Kudapati keindahan setiap tempat wisata yang menawarkan sunset tidak terpaku pada pemandangan matahari terbenamnya. Mataharinya toh tetap sama, namun pemandangannya tak pernah sama.

Ketika yang dinanti adalah sunset, yang indah justru semburat merah dari balik perbukitan karena mataharinya sendiri tertutup punggung bukit.

Ketika yang dinanti adalah sunset, yang menawarkan keindahan justru pemandangan langit setelahnya. Menunggu beberapa menit kemudian, yang terpampang adalah awan-awan bergulung kemerahan hingga ungu kebiruan.

Aku berani bertaruh, meski tempatnya masih sama, sunset esok hari menawarkan pemandangan lain yang berbeda. Awannya berbeda, warna langitnya berbeda, pantulan air lautnya berbeda. Ini baru dari segi visual. Belum lagi bila ditambah terik matahari, sepoi angin, deru ombak, dan sebagainya.
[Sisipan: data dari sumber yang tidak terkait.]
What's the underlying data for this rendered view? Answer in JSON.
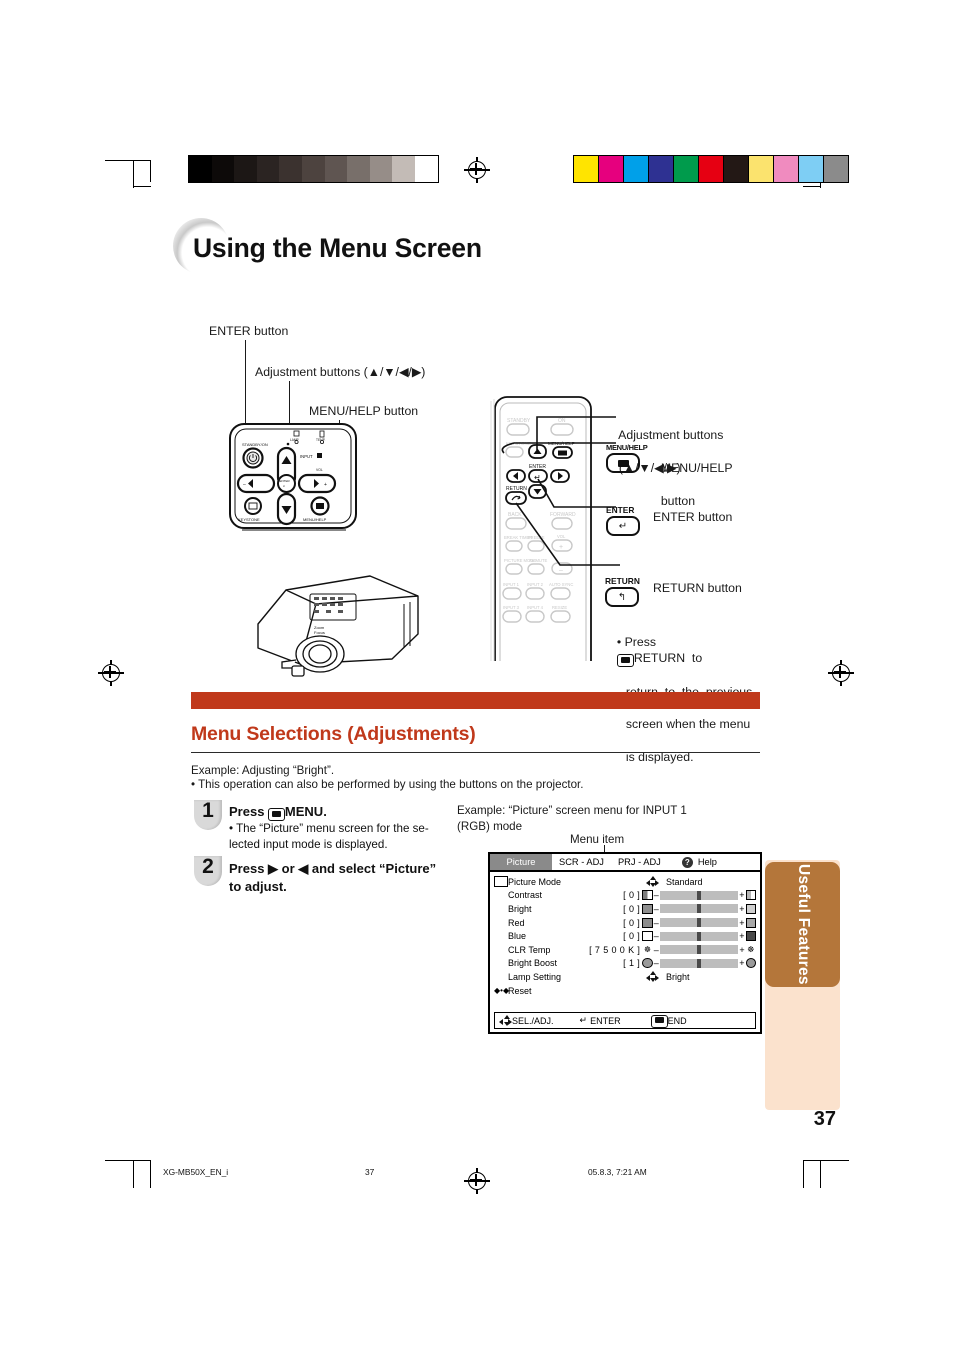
{
  "page": {
    "title": "Using the Menu Screen",
    "number": "37"
  },
  "callouts_left": {
    "enter": "ENTER button",
    "adjustment": "Adjustment buttons (▲/▼/◀/▶)",
    "menu_help": "MENU/HELP button"
  },
  "callouts_right": {
    "adjustment_l1": "Adjustment buttons",
    "adjustment_l2": "(▲/▼/◀/▶)",
    "menu_help_l1": "MENU/HELP",
    "menu_help_l2": "button",
    "enter": "ENTER button",
    "return": "RETURN button",
    "note_l1": "• Press",
    "note_l2": "RETURN  to",
    "note_l3": "return  to  the  previous",
    "note_l4": "screen when the menu",
    "note_l5": "is displayed."
  },
  "remote_keys": {
    "menu_help": "MENU/HELP",
    "enter": "ENTER",
    "return": "RETURN",
    "standby": "STANDBY",
    "on": "ON",
    "keystone": "KEYSTONE",
    "back": "BACK",
    "forward": "FORWARD",
    "break_timer": "BREAK TIMER",
    "freeze": "FREEZE",
    "vol": "VOL",
    "picture_mode": "PICTURE MODE",
    "av_mute": "AV MUTE",
    "input1": "INPUT 1",
    "input2": "INPUT 2",
    "auto_sync": "AUTO SYNC",
    "input3": "INPUT 3",
    "input4": "INPUT 4",
    "resize": "RESIZE"
  },
  "panel_keys": {
    "standby_on": "STANDBY/ON",
    "lamp": "LAMP",
    "temp": "TEMP.",
    "input": "INPUT",
    "vol": "VOL",
    "keystone": "KEYSTONE",
    "enter": "ENTER",
    "menu_help": "MENU/HELP"
  },
  "section": {
    "heading": "Menu Selections (Adjustments)",
    "example_line": "Example: Adjusting “Bright”.",
    "note_line": "• This operation can also be performed by using the buttons on the projector."
  },
  "steps": [
    {
      "num": "1",
      "title_pre": "Press",
      "title_post": "MENU.",
      "sub_l1": "• The “Picture” menu screen for the se-",
      "sub_l2": "  lected input mode is displayed."
    },
    {
      "num": "2",
      "title_l1": "Press ▶ or ◀ and select “Picture”",
      "title_l2": "to adjust."
    }
  ],
  "osd_caption": {
    "example_l1": "Example: “Picture” screen menu for INPUT 1",
    "example_l2": "(RGB) mode",
    "menu_item_label": "Menu item"
  },
  "osd": {
    "tabs": [
      {
        "label": "Picture",
        "selected": true
      },
      {
        "label": "SCR - ADJ",
        "selected": false
      },
      {
        "label": "PRJ - ADJ",
        "selected": false
      },
      {
        "label": "Help",
        "selected": false,
        "icon": "question-mark-icon"
      }
    ],
    "rows": [
      {
        "name": "Picture Mode",
        "type": "choice",
        "icon": "picture-mode-icon",
        "value": "Standard"
      },
      {
        "name": "Contrast",
        "type": "slider",
        "bracket": "[          0 ]",
        "slider_pct": 50,
        "left_icon": "contrast-low-icon",
        "right_icon": "contrast-high-icon"
      },
      {
        "name": "Bright",
        "type": "slider",
        "bracket": "[          0 ]",
        "slider_pct": 50,
        "left_icon": "bright-low-icon",
        "right_icon": "bright-high-icon"
      },
      {
        "name": "Red",
        "type": "slider",
        "bracket": "[          0 ]",
        "slider_pct": 50,
        "left_icon": "red-low-icon",
        "right_icon": "red-high-icon"
      },
      {
        "name": "Blue",
        "type": "slider",
        "bracket": "[          0 ]",
        "slider_pct": 50,
        "left_icon": "blue-low-icon",
        "right_icon": "blue-high-icon"
      },
      {
        "name": "CLR Temp",
        "type": "slider",
        "bracket": "[    7 5 0 0 K ]",
        "slider_pct": 50,
        "left_icon": "clr-temp-low-icon",
        "right_icon": "clr-temp-high-icon"
      },
      {
        "name": "Bright Boost",
        "type": "slider",
        "bracket": "[          1 ]",
        "slider_pct": 50,
        "left_icon": "bright-boost-low-icon",
        "right_icon": "bright-boost-high-icon"
      },
      {
        "name": "Lamp Setting",
        "type": "choice",
        "value": "Bright"
      },
      {
        "name": "Reset",
        "type": "reset"
      }
    ],
    "footer": {
      "sel_adj": "SEL./ADJ.",
      "enter": "ENTER",
      "end": "END"
    }
  },
  "side_tab": {
    "label": "Useful\nFeatures"
  },
  "footer": {
    "file": "XG-MB50X_EN_i",
    "page": "37",
    "timestamp": "05.8.3, 7:21 AM"
  },
  "colors": {
    "accent_orange": "#c0391b",
    "tab_brown": "#b4763a",
    "tab_panel": "#fbe2cd",
    "osd_selected_tab": "#8a8a8a",
    "color_bar_left": [
      "#000000",
      "#0d0a09",
      "#1c1715",
      "#2b2422",
      "#3b322f",
      "#4d433f",
      "#5f5551",
      "#786f6a",
      "#968d88",
      "#c3bbb6",
      "#ffffff"
    ],
    "color_bar_right": [
      "#ffe400",
      "#e6007e",
      "#00a0e9",
      "#2e3192",
      "#009b4c",
      "#e60012",
      "#231815",
      "#fbe36e",
      "#f08bbf",
      "#7ecef4",
      "#8b8b8b"
    ]
  }
}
Seperti juga Taman Nasional Baluran yang katanya lebih eksotis pada pertengahan bulan Agustus, saat hampir semua tanaman berwarna kekuningan dan padang rumputnya menyerupai padang Afrika. Pemandangan ini tak akan ditemukan di TN Baluran pada bulan Februari yang memanjakan mata dengan rumput-rumput hijaunya.

Jadi, keindahan tempat wisata bukan hanya lokasi, tapi juga perihal waktu, ya? Kalau begitu, setiap tempat tak hanya menawarkan satu keindahan. Ia menawarkan 365 keindahan setiap tahun. Bahkan lebih banyak lagi bila memperhitungkan keindahan yang dikandung tiap menitnya.

Jika masih ada 364 keindahan yang belum teramati di satu tempat, mengapakah orang mencari tempat-tempat baru untuk dijelajahi? Mengapa mencari kecantikan lain di tempat-tempat lain? Sebatas pemenuhan checklist-kah? Mengatakan begini, bukan berarti aku tidak sepakat dengan para pengejar matahari di berbagai belahan bumi. Justru aku berterima kasih pada mereka yang menjadi cerminan motivasi untuk menjelajah dan mengapresiasi keindahan semesta.

Hanya saja, perlu kusadari sungguh perihal keindahan ini.
Agar aku tak lupa bahwa keindahannya sudah ada kini dan di sini.
Sebelum aku mencarinya ke tempat-tempat lain.

***


Pada setiap memandang sunset, juga semua pemandangan semesta yang kutemui, hati ini hanya bisa berujar terima kasih, terima kasih, terima kasih. 

07 Maret 2015

Semua bermula

Semula, tujuan liburan kami adalah Taman Nasional Baluran. Sebelum berangkat saja, destinasi kami sudah meluas hingga Bali. Apalagi di Banyuwangi, kami singgahi juga Taman Nasional Alas Purwo dan Taman Nasional Meru Betiri. Sayangnya, belum ada yang memberi kami gelas cantik atau payung cantik karena melancong ke tiga taman nasional sekaligus.

Semula, hari pertama untuk wisata kota Surabaya. Lalu secara spontan –atau memang terencana? :p- kami bertolak ke Bengkalan, Madura dan mencicipi Bebek Sinjay yang fenomenal itu. Perubahan spontan –atau impulsif?- ini tak berhenti di sini. Masih dengan sisa-sisa kesadaran setelah hampir 24 jam tidak tidur, kami mendapat tawaran dari pemandu kami untuk menjelajah Teluk Hijau dan Pulau Merah. Yap, jadwal dan rute perjalanan yang sudah kami buat serapih bikinan agen perjalanan wisata, kami tinggalkan, dan membiarkan diri kami dipandu oleh perjalanan itu sendiri.